Are You Being Served?, which was set in a pretentious department store, was aired in the 1970s and enjoyed huge success with the public, attracting more than 22 million viewers at its peak and spawning a spin-off series, Grace and Favour. Inman’s catchphrase on the show, “I’m free!” became instantly famous, and his portrayal of a sales assistant was informed by his time as a window-dresser at Austin Reed in Regent Street when he first moved to London in his early twenties. The sit-com ran for ten series before it finished in 1985.

Inman was voted funniest man on television by TV Times readers in 1976, and was named BBC TV's personality of the year the same year. He starred in two other TV sit-coms that were written for him - Odd Man Out and Take A Letter Mr Jones - and BBC comedy Revolver. He was a regular on Celebrity Squares, Blankety Blank and The Good Old Days, and was the subject of a This Is Your Life.
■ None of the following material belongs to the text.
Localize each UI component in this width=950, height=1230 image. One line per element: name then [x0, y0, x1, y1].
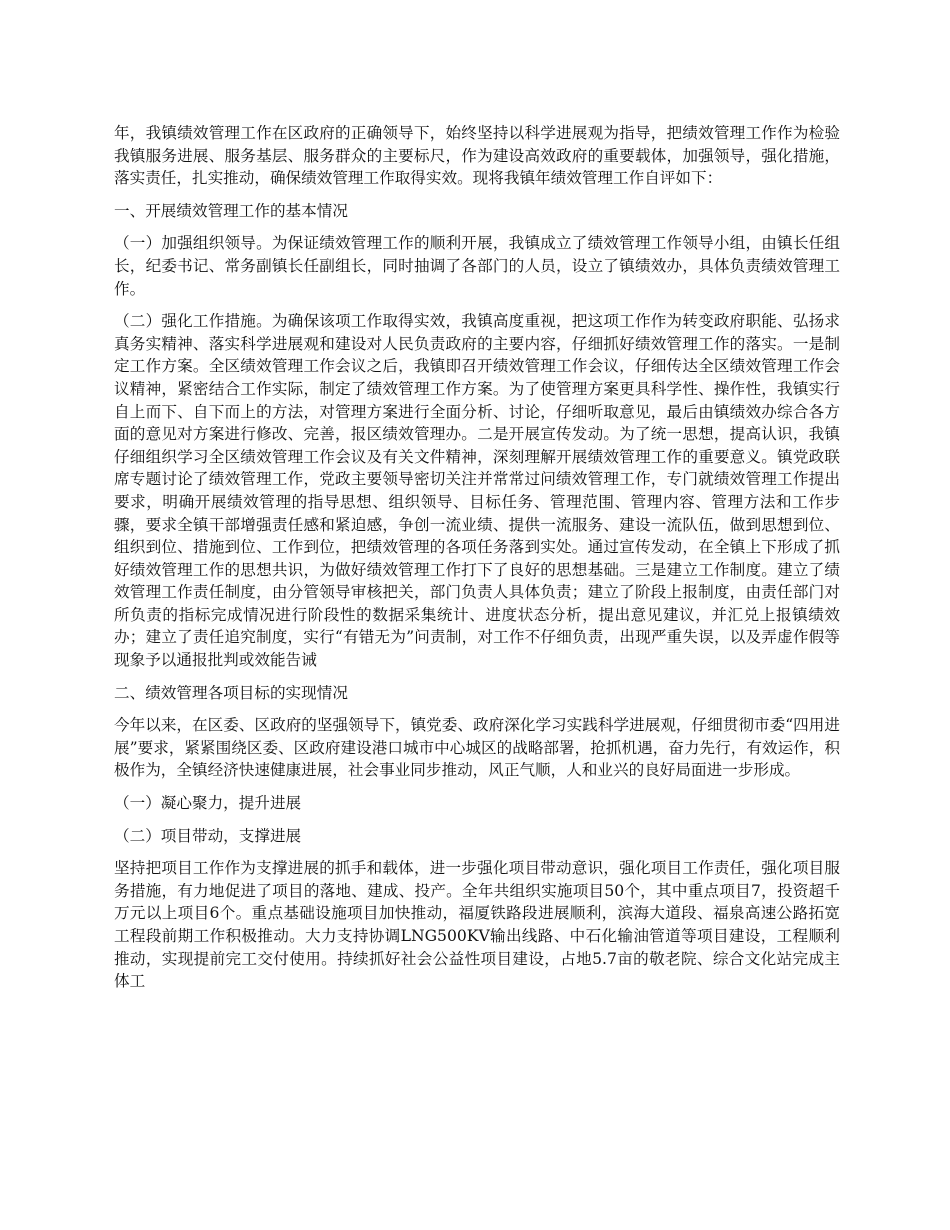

In 1979 he starred as Lord Fancourt Babberley in Charley’s Aunt at the Adelphi, and toured in his own shows, Fancy Free, Pyjama Tops, My Fat Friend and Bedside Manners. He appeared in over 40 pantomimes during his career, often teaming up with the comedian Barry Howard to form one of the country’s leading “Ugly Sisters” acts.

He is survived by his long-term partner, Ron Lynch, with whom he entered into a civil partnership in 2005, after the couple had been together more than 33 years.